A decoder-only Transformer with addressable auxiliary memory enabling reasoning far beyond its attention window.
A Large Memory Model (L2M) is a decoder-only Transformer architecture augmented with an explicit auxiliary memory module that provides persistent, content-addressable storage for intermediate representations, retrieved states, and relational facts. Unlike standard Transformers, which are constrained by a fixed context window, L2M systems offload long-lived information to an external memory bank, allowing the model to maintain world state, track entities across vast spans of text, and synthesize evidence distributed far beyond what local attention can reach. The memory module is typically differentiable and trained end-to-end alongside the base model.

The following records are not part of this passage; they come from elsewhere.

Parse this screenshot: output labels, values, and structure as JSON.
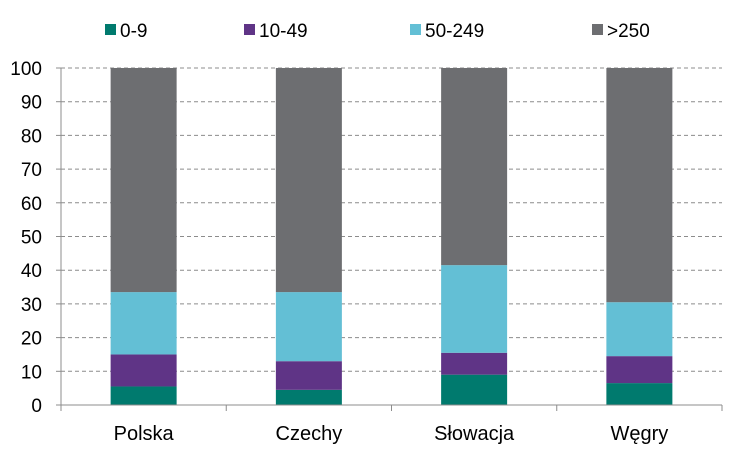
{
  "chart_data": {
    "type": "bar",
    "stacked": true,
    "categories": [
      "Polska",
      "Czechy",
      "Słowacja",
      "Węgry"
    ],
    "series": [
      {
        "name": "0-9",
        "color": "#007A6E",
        "values": [
          5.5,
          4.5,
          9.0,
          6.5
        ]
      },
      {
        "name": "10-49",
        "color": "#5F3486",
        "values": [
          9.5,
          8.5,
          6.5,
          8.0
        ]
      },
      {
        "name": "50-249",
        "color": "#63BFD5",
        "values": [
          18.5,
          20.5,
          26.0,
          16.0
        ]
      },
      {
        "name": ">250",
        "color": "#6D6E71",
        "values": [
          66.5,
          66.5,
          58.5,
          69.5
        ]
      }
    ],
    "y_ticks": [
      "0",
      "10",
      "20",
      "30",
      "40",
      "50",
      "60",
      "70",
      "80",
      "90",
      "100"
    ],
    "ylim": [
      0,
      100
    ],
    "grid": "horizontal dashed",
    "legend_position": "top"
  }
}
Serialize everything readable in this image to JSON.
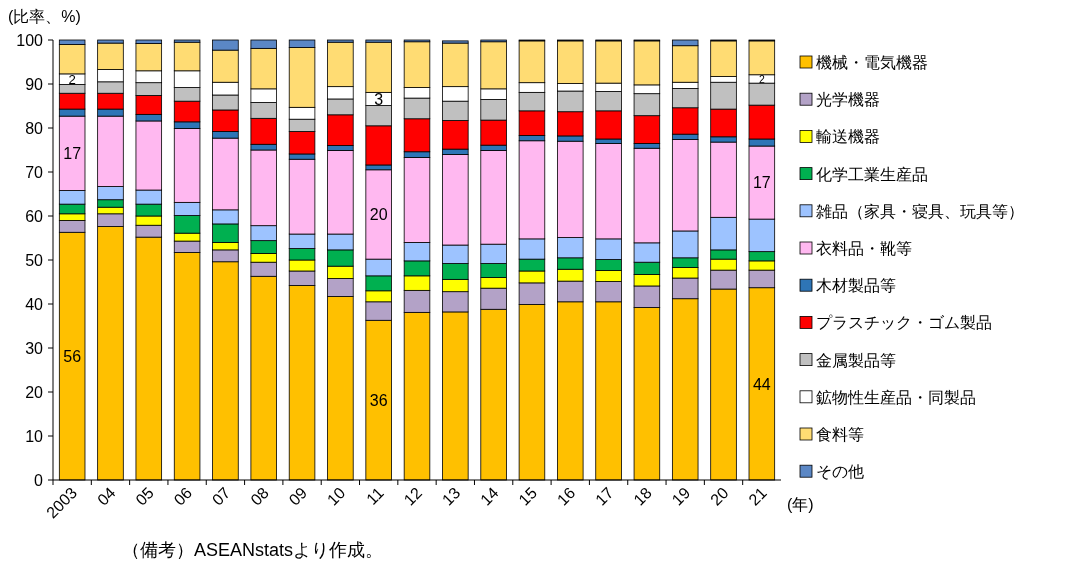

In practice, L2M architectures interface with memory through learned read and write primitives — content-based or sparse addressing, gating mechanisms, and learned key-value representations. Training may incorporate auxiliary objectives such as retrieval supervision, contrastive losses, or reconstruction targets to encourage the model to store and retrieve information faithfully. Some designs integrate retrieval-augmented generation pipelines, while others use hierarchical memory tiers with learned compression or eviction strategies to manage capacity and latency. These engineering choices allow multi-step reasoning by storing intermediate latent states and chaining inference across discrete retrieval operations.
L2M draws conceptually from a lineage of memory-augmented neural networks — including Neural Turing Machines, Memory Networks, and Compressive Transformers — while addressing the practical demands of modern large-scale language modeling. The key advance over earlier memory architectures is scale: L2M designs are built to operate with the parameter counts, training data volumes, and inference throughput requirements of contemporary foundation models, making memory augmentation viable for real deployment rather than toy tasks.
The approach shows particular value in long-document question answering, multi-turn dialogue requiring persistent state, complex program synthesis over large codebases, and multi-hop scientific or legal reasoning where evidence is scattered across lengthy inputs. As context-window scaling alone proves costly and sometimes insufficient for deep compositional reasoning, L2M represents a structurally distinct path toward extending the effective reasoning horizon of large language models without proportionally increasing attention complexity.